Step 1: In components/health/GAPS.md, annotate the adoption-backlog rows as done for what shipped (MxGateway tiers + AuthStoreHealthCheck; OtOpcUa shared probes; ScadaBridge shared probes

  • /healthz + canonical writer + ActorSystem bridge), and add a short "Deferred (verified ill-fitting on adoption)" subsection capturing: downstream gRPC probes (no host-level channel), ScadaBridge IDbContextFactory switch (shared check self-scopes), ScadaBridge IActiveNodeGate seam unification (different InboundAPI interface), and MxGateway worker probe (named-pipe transport).

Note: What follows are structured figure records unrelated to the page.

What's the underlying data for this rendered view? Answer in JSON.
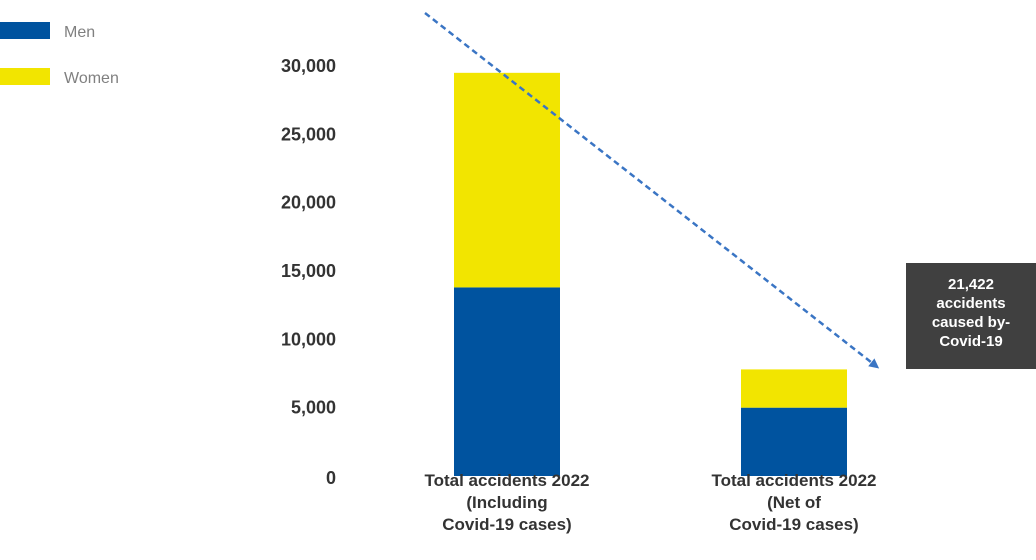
{
  "chart_data": {
    "type": "bar",
    "stacked": true,
    "categories": [
      [
        "Total accidents 2022",
        "(Including",
        "Covid-19 cases)"
      ],
      [
        "Total accidents 2022",
        "(Net of",
        "Covid-19 cases)"
      ]
    ],
    "series": [
      {
        "name": "Men",
        "color": "#00539f",
        "values": [
          13800,
          5000
        ]
      },
      {
        "name": "Women",
        "color": "#f2e500",
        "values": [
          15700,
          2800
        ]
      }
    ],
    "ylim": [
      0,
      30000
    ],
    "yticks": [
      0,
      5000,
      10000,
      15000,
      20000,
      25000,
      30000
    ],
    "ytick_labels": [
      "0",
      "5,000",
      "10,000",
      "15,000",
      "20,000",
      "25,000",
      "30,000"
    ],
    "legend_position": "top-left",
    "grid": false,
    "annotation": {
      "lines": [
        "21,422",
        "accidents",
        "caused by-",
        "Covid-19"
      ],
      "box_color": "#404040",
      "arrow_color": "#3a75c4",
      "arrow_style": "dashed"
    }
  }
}
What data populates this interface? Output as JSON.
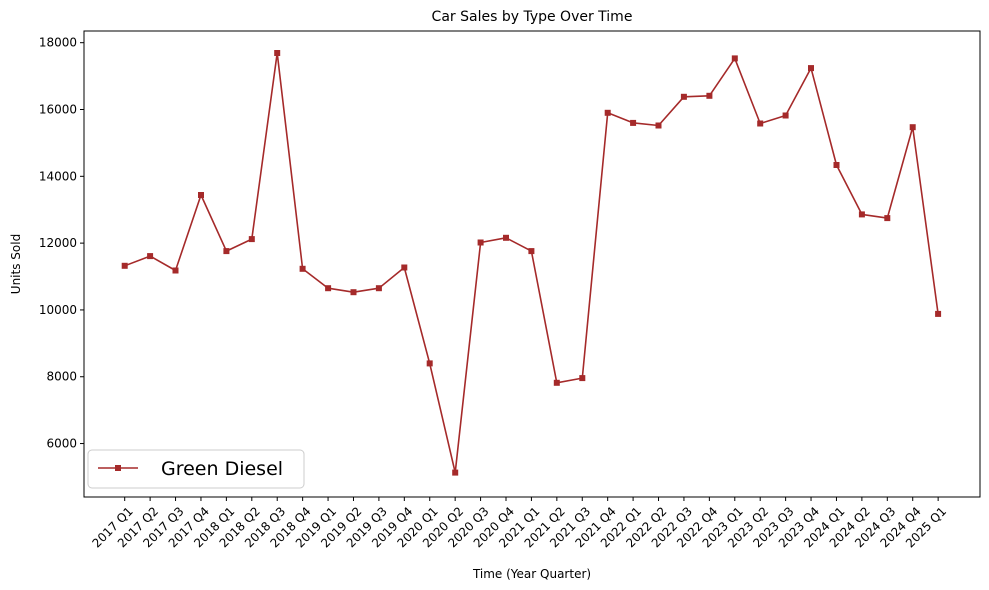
{
  "chart_data": {
    "type": "line",
    "title": "Car Sales by Type Over Time",
    "xlabel": "Time (Year Quarter)",
    "ylabel": "Units Sold",
    "ylim": [
      4400,
      18350
    ],
    "yticks": [
      6000,
      8000,
      10000,
      12000,
      14000,
      16000,
      18000
    ],
    "grid": false,
    "legend_position": "lower-left",
    "categories": [
      "2017 Q1",
      "2017 Q2",
      "2017 Q3",
      "2017 Q4",
      "2018 Q1",
      "2018 Q2",
      "2018 Q3",
      "2018 Q4",
      "2019 Q1",
      "2019 Q2",
      "2019 Q3",
      "2019 Q4",
      "2020 Q1",
      "2020 Q2",
      "2020 Q3",
      "2020 Q4",
      "2021 Q1",
      "2021 Q2",
      "2021 Q3",
      "2021 Q4",
      "2022 Q1",
      "2022 Q2",
      "2022 Q3",
      "2022 Q4",
      "2023 Q1",
      "2023 Q2",
      "2023 Q3",
      "2023 Q4",
      "2024 Q1",
      "2024 Q2",
      "2024 Q3",
      "2024 Q4",
      "2025 Q1"
    ],
    "series": [
      {
        "name": "Green Diesel",
        "color": "#a52a2a",
        "marker": "square",
        "values": [
          11320,
          11610,
          11180,
          13440,
          11760,
          12120,
          17690,
          11230,
          10650,
          10530,
          10650,
          11270,
          8400,
          5130,
          12020,
          12160,
          11760,
          7820,
          7960,
          15900,
          15600,
          15520,
          16380,
          16410,
          17530,
          15580,
          15820,
          17240,
          14340,
          12860,
          12750,
          15470,
          9880
        ]
      }
    ]
  }
}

Step 2: Commit (scadaproj)

cd ~/Desktop/scadaproj
git add components/health/GAPS.md
git commit -m "docs(health): mark ZB.MOM.WW.Health adoption done; record verified deferrals"

Execution notes

  • Order: Task 0 first (gates everything). Then the three repo phases are independent — Tasks 1-3 (MxGateway), 4-5 (OtOpcUa), 6-8 (ScadaBridge) can run in parallel across repos; within a repo they are sequential. Task 9 (scadaproj) last.
  • Per-repo green gate: a phase is "done" only when that sister repo's full dotnet build + dotnet test are green — not just the changed area.
  • Behaviour preservation is the acceptance bar: the presets (OtOpcUaCompat / Default) and the role filter ("admin" / role-less) exist to keep each app's Healthy/Degraded/Unhealthy classifications identical. Any classification change is a defect, not an improvement.
  • No secrets in any diff — the Gitea token / feed credentials are provided out-of-band; verify no nuget.config or csproj change embeds them.